2019年3月27日水曜日

「野口久光 シネマ グラフィックス」展

Movie poster by Hisamitsu Noguchi

横須賀美術館へ野口久光の映画ポスター展を観にいった。野口は高校の大先輩で、東京芸大を卒業後、東和映画宣伝部に入り、ヨーロッパ映画のポスターを描き続け、戦前・戦後を通してほとんどすべての洋画を一人で手がけた。作品のかなりが見た覚えがあり、学生の頃観た「第三の男」や「禁じられた遊び」などははっきり記憶に残っている。

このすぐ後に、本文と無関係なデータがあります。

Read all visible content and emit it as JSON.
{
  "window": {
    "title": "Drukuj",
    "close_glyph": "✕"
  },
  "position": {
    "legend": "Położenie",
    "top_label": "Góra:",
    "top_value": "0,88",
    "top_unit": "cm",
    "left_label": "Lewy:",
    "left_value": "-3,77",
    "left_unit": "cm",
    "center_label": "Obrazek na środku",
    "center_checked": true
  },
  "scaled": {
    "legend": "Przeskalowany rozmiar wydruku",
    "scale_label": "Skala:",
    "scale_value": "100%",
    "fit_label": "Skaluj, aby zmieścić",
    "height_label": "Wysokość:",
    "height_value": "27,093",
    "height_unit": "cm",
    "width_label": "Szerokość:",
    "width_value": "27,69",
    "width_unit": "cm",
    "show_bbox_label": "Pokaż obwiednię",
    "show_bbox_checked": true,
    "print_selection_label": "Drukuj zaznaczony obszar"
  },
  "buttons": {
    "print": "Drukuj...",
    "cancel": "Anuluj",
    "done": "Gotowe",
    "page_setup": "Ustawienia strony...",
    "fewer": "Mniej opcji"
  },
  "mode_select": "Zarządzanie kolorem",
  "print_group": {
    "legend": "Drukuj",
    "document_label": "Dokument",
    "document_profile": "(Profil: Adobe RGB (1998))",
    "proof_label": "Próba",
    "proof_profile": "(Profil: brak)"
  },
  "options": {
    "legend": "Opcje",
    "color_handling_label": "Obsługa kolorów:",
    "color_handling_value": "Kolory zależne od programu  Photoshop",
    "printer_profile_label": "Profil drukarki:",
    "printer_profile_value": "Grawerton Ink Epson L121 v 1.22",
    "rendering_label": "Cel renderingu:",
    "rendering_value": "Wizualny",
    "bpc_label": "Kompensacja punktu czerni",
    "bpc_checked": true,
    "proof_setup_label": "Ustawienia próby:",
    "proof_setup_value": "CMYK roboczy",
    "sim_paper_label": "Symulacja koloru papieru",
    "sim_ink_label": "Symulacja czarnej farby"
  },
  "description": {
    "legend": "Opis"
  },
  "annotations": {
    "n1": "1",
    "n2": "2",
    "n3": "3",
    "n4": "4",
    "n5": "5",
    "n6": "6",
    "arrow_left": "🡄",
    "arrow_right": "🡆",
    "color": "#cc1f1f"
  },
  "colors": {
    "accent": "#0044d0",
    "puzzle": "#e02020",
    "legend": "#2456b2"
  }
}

フランスのオリジナルポスターの展示もあり、野口の日本版と比較できる。モジリアニの生涯を描いた「モンパルナスの灯」などで違いがよくわかる。オリジナルは手描きであっても表現が写真的なのに対して、野口はあくまで絵画的だ。俳優の顔の鉛筆スケッチが多数あったが、しっかりしたデッサンが基礎になっているのがわかる。タイトル文字も、フランス版の活字に対して、手描き文字で、手描きらしさにこだわっている。

やがて時代が変わり、映画ポスターは写真や CG に移っていくにつれて、野口の活躍も1960 年代までで終わる。見る人のイマジネーションを刺激する絵画的ポスターの終わりは、映画自体が「物語」でなくなっていった変化と無関係でない思う。